Why go somewhere called Wally’s Wine when you don’t even drink?
At first glance, it seems like a waste. The wine shop-restaurant stocks over 2,500 wines and rare spirits, the bottles of which also serve as the primary décor for the dining area.
Let me assure you, you’ll have your fill of indulgence with the food alone.
The Beverly Hills restaurant boasts all of the accouterments you’d expect to find in this neck of the woods — truffles, caviar, and foie gras — but it’s the restaurant’s new executive chef David Féau whose magical hands convert those mediums into works of art.
The son of a French farmer, chef Féau was raised around fresh produce. At an early age, he began picking and preparing his own vegetables. Being able to till the land and create something nourishing to set on the table each night, he said, gave him a sense of purpose, one that he took with him as he earned his degree in classic cuisine at L'Ecole Hotelière Hélène Boucher in his hometown of Le Mans.
Those who want to shop around for their dinner at Wally’s can make selections from the Cheese Box or meat counter and ask the Michelin-starred chef to include it in customized dishes right then and there.

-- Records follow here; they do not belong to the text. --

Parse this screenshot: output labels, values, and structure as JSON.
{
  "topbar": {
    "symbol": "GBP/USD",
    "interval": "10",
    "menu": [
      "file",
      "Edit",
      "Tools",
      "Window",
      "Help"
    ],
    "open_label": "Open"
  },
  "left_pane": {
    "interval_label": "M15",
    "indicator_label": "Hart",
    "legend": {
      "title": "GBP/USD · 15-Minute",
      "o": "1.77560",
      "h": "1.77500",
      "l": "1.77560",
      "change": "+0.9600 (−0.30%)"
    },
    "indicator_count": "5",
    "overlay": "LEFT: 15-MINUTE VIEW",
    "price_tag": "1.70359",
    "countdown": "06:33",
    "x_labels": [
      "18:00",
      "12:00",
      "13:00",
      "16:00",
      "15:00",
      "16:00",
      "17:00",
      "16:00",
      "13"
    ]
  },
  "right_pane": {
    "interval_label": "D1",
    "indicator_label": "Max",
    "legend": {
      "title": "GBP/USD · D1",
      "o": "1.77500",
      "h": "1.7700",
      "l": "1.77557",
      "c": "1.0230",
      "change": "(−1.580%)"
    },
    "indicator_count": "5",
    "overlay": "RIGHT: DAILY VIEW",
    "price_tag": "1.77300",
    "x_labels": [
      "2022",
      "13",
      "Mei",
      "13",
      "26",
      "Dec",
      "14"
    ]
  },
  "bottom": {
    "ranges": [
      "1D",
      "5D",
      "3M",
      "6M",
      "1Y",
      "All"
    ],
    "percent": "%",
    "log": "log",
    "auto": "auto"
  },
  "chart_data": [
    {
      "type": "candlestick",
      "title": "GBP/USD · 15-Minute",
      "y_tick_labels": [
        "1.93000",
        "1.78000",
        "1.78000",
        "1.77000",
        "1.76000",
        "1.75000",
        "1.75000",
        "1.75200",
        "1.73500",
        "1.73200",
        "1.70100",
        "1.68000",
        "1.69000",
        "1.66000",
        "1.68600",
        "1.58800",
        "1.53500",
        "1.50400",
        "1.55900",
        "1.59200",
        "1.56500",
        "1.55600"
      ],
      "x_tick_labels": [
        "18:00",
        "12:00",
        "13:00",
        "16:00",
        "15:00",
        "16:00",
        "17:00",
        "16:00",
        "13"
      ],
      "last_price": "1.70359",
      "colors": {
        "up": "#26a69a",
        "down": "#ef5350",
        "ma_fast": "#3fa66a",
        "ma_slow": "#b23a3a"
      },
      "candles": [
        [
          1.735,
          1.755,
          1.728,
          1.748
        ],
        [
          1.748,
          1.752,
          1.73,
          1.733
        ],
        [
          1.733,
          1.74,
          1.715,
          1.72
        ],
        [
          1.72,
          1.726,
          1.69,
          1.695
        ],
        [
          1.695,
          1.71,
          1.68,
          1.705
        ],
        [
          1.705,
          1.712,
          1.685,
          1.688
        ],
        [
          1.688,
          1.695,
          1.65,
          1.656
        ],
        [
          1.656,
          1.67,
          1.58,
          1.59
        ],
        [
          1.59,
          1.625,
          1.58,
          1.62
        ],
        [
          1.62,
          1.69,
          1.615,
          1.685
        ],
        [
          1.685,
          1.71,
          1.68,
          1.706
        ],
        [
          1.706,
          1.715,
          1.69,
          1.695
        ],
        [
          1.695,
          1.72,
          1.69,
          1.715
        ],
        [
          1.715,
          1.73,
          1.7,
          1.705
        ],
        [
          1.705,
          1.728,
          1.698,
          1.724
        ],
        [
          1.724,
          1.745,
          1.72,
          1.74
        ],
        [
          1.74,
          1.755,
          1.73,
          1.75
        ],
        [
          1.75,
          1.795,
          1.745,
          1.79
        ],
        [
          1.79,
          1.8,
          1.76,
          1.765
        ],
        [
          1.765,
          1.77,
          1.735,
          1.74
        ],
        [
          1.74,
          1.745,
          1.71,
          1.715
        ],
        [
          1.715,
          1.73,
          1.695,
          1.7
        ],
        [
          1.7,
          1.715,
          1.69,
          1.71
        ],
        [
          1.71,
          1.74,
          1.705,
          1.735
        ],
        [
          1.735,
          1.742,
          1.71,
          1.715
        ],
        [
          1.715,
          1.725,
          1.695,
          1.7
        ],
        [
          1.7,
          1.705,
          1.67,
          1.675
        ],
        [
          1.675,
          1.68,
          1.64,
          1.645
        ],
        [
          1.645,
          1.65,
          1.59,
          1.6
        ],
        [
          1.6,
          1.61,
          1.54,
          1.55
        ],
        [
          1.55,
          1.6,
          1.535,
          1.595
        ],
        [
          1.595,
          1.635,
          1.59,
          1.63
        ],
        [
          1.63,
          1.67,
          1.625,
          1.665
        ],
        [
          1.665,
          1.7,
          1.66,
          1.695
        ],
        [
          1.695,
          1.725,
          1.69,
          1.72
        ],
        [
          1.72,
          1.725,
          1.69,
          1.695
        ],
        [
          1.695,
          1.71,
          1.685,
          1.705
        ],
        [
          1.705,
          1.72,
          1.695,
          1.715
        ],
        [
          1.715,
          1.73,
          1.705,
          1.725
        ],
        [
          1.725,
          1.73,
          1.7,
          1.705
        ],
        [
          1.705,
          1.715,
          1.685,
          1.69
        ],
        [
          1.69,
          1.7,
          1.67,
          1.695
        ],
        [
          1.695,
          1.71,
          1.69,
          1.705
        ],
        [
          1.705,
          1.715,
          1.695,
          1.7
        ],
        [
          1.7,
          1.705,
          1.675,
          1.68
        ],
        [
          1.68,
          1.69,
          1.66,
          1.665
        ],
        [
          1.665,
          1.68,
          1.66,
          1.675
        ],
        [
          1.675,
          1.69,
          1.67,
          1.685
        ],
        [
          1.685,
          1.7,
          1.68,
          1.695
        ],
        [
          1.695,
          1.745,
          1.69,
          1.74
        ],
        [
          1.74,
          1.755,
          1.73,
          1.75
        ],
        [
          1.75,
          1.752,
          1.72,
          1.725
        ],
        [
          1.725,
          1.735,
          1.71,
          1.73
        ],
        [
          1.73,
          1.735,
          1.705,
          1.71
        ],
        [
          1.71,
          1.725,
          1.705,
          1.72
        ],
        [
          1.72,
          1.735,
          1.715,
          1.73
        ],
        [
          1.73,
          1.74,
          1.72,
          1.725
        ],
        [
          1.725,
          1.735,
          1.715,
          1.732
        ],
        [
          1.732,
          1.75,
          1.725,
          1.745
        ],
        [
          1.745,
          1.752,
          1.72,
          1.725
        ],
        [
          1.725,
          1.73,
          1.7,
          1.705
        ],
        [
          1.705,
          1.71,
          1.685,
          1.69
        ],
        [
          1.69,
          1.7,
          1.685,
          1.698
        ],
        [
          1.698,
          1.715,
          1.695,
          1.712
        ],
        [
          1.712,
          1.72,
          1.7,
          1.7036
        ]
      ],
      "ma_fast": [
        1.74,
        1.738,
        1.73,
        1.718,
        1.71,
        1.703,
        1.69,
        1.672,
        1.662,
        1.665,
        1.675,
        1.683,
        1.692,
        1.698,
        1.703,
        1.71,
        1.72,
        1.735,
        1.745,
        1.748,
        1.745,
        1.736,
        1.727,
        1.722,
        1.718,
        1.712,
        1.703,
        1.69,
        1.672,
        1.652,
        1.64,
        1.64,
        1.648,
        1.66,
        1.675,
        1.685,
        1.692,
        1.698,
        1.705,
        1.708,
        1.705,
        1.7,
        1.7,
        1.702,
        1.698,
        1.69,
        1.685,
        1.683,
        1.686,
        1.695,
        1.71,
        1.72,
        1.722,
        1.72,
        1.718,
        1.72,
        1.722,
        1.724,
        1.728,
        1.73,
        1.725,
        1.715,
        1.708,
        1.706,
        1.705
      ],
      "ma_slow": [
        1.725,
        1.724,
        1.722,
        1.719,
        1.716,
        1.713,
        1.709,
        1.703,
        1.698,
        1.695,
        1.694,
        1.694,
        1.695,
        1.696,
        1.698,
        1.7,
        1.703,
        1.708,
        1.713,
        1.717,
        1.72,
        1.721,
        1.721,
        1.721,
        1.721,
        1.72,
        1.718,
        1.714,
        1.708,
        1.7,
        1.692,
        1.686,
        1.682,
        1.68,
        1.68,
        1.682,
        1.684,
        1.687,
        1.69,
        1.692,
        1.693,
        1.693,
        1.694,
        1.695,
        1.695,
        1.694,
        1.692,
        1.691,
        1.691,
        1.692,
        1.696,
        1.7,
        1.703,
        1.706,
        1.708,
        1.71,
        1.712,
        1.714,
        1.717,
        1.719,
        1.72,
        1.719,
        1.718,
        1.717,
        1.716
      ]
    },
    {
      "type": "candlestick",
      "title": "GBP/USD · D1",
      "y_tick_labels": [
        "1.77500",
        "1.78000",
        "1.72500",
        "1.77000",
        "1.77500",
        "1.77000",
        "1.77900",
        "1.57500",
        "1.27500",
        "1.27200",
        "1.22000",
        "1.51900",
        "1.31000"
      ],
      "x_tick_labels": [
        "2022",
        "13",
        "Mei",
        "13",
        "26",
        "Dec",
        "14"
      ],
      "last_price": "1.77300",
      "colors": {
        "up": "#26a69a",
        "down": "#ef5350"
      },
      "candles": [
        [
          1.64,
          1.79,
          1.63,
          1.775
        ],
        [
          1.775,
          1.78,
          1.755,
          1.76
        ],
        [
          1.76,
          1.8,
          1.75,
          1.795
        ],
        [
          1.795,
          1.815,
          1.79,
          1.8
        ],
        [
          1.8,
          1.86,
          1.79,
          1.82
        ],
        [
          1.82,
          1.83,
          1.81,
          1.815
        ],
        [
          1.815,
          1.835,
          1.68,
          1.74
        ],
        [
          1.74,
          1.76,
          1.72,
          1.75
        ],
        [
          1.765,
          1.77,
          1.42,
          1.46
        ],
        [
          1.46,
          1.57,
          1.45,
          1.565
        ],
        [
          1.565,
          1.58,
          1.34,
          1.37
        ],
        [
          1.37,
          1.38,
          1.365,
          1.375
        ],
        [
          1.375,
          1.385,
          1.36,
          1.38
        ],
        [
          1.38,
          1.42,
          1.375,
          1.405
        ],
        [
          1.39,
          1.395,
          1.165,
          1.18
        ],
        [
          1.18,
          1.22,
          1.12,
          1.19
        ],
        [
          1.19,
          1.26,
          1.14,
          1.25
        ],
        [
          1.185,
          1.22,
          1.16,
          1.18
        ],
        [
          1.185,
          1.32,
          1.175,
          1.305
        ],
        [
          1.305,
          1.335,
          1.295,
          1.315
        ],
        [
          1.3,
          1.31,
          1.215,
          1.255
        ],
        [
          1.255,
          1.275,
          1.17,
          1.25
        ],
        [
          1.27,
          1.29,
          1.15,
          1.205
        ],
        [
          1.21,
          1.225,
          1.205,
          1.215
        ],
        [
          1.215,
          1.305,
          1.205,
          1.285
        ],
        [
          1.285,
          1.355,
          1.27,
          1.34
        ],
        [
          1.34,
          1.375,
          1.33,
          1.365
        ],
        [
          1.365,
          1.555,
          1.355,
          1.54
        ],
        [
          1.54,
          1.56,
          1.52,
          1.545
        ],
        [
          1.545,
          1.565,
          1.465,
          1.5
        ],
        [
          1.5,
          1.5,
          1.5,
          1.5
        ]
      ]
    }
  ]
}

We, however, opted to have him bring us his favorite appetizers on the menu. “Surprise us!” we said.
He did not disappoint, providing us with an experience I can only liken to going to a gallery and absorbing the art into my very being.
A few examples include the seared, marinated yellowtail served with cucumber, radish, crispy red quinoa, and sliced coconut; snow crab salad made with kale and avocado beignets served will frill mustard; and grilled octopus with piquillo purée, pickled baby tomatillos, and black olive tuile.
“I do not work, I perform every day. It's like being on a stage, the rush and excitement of new challenges and how each day is different than the next is what I enjoy the most,” he said.
Even after dessert — might I suggest the delicate and savory macerated strawberries and violet lychee panna cotta — you’ll definitely be asking for an encore.